Facing criminal charges is overwhelming and frightening, especially if you are unsure exactly what you are up against. One of the first steps you will want to take is to learn more about the nature of the charges you face. This will help you know what you need to do to fight back and protect your long-term interests.
An important aspect of your case is whether you are facing a felony or misdemeanor charge. There are important distinctions between these two types of crimes, and they have significant meaning for your defense, the potential penalties you are facing and much more. You will find it helpful to learn as much as you can about the charges so that you can more effectively prepare a strong defense plan.
Defending against felony charges
Felonies are the most serious type of crime. These are offenses that are punishable by lengthy periods in North Carolina state or federal prisons. Not all felonies are equal, however. There are different classes of felonies that determine how much time a person could spend behind bars if convicted.
For example, a person convicted of a Class A felony could face the death penalty or life in prison. While still a very serious criminal charge, a person facing a Class E felony may spend more than one year but less than five years in prison. The classification of the offense depends on the nature of the alleged crime.
Defending against misdemeanor charges
A misdemeanor offense is not as serious a felony charge, but it can have serious implications for your life. A misdemeanor is any criminal offense punishable by one year or less behind bars. Like felony charges, there are different types of misdemeanor offenses.

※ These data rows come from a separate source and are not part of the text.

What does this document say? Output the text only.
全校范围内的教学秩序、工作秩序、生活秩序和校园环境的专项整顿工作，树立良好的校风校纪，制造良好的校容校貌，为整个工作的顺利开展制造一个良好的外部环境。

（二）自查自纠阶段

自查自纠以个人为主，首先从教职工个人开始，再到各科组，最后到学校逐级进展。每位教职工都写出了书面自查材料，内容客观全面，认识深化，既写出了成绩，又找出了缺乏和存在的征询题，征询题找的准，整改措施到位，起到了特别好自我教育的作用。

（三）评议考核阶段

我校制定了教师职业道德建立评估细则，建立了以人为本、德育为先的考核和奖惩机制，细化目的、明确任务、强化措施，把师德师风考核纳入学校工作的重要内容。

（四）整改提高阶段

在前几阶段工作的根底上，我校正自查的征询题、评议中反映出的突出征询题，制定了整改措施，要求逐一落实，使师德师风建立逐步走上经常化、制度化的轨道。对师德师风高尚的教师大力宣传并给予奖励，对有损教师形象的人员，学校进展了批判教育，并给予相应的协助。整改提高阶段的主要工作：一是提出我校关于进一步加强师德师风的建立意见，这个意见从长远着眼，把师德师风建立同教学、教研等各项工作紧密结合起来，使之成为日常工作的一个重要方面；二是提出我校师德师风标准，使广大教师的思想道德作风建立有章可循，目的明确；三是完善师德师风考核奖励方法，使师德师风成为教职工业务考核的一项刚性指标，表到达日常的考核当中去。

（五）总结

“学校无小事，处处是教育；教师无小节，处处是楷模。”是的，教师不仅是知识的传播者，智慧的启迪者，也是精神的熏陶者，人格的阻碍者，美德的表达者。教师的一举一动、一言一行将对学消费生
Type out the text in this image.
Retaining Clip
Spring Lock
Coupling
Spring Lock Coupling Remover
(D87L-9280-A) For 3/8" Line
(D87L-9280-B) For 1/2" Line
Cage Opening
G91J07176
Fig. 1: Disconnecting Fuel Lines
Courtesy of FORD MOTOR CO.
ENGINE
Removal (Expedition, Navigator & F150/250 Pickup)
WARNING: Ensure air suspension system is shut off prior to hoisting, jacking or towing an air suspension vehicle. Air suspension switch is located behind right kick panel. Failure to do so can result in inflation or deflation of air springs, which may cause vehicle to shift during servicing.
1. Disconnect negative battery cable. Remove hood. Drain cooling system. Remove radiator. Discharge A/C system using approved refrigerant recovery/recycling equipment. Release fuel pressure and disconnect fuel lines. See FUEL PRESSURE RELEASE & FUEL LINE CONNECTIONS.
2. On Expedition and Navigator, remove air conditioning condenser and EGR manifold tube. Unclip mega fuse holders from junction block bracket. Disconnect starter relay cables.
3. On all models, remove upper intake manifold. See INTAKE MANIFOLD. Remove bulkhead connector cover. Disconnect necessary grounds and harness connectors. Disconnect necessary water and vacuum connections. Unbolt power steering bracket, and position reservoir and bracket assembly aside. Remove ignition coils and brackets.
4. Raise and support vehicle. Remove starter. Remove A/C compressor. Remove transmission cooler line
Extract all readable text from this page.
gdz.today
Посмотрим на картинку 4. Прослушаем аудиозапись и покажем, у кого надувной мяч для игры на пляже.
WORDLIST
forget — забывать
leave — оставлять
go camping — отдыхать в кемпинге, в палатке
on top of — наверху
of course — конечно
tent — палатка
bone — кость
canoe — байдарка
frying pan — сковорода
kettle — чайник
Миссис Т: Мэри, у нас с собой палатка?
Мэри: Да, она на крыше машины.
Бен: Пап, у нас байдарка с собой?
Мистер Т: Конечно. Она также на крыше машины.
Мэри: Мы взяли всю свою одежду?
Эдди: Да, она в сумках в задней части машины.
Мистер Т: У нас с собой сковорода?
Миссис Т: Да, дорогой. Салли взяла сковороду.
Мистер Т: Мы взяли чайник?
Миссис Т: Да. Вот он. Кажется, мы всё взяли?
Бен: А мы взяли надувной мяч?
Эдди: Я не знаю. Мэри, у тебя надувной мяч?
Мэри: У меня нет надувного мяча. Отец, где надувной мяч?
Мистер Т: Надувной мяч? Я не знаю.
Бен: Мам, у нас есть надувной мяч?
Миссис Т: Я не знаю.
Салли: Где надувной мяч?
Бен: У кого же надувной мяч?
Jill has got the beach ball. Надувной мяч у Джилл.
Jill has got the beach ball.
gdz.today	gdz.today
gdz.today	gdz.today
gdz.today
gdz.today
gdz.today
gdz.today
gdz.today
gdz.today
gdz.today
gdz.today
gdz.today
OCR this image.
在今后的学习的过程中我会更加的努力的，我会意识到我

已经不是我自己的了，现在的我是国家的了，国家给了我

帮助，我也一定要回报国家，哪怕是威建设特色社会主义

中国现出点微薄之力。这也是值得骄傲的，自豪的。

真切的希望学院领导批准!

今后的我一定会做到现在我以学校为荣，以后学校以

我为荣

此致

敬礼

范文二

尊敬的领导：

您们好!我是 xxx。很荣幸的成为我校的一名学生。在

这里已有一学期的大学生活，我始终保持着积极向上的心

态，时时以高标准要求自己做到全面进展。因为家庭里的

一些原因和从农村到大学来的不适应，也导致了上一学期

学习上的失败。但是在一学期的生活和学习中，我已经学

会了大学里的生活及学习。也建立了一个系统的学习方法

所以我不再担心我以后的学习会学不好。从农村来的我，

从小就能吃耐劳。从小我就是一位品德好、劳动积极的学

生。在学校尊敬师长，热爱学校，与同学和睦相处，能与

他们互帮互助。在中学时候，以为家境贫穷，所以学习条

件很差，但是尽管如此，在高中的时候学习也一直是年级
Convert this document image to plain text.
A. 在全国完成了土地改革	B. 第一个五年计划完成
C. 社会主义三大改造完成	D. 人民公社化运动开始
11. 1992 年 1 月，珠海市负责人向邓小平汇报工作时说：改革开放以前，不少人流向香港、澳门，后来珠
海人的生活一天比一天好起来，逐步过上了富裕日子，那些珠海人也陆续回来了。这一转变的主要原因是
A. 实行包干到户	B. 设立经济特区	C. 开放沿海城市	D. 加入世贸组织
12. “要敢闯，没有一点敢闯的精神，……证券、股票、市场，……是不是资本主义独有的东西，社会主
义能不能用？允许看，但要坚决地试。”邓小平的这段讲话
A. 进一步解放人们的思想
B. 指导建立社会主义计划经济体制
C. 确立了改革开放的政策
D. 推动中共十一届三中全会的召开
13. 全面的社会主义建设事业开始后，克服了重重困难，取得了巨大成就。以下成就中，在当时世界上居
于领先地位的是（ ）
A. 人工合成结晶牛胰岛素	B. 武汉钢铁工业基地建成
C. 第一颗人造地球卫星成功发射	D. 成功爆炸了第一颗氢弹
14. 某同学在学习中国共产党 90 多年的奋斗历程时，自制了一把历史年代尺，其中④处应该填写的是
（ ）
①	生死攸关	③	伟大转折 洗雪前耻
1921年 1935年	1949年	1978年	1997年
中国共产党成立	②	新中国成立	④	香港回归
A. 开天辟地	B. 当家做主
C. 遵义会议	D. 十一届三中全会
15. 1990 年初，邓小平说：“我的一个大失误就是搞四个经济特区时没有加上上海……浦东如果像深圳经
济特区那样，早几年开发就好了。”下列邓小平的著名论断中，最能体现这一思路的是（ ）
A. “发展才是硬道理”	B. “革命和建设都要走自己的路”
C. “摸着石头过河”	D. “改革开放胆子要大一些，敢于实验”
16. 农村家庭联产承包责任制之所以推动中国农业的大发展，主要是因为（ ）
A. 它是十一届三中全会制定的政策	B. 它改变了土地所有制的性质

Class A misdemeanors can result in six months to one year in jail, while a Class C misdemeanor can result in anywhere from five to 30 days in jail.
The right defense strategy for you
The right approach for your defense depends on several things, including the nature of the charges against you, your criminal record and more. There is no such thing as a one-size-fits-all defense strategy, which is why it is smart to seek personal legal counsel as soon as possible after an arrest. Whether you are facing a felony or misdemeanor charge, your future opportunities, reputation and personal freedoms are at stake. It’s smart to act quickly to learn how you can fight back.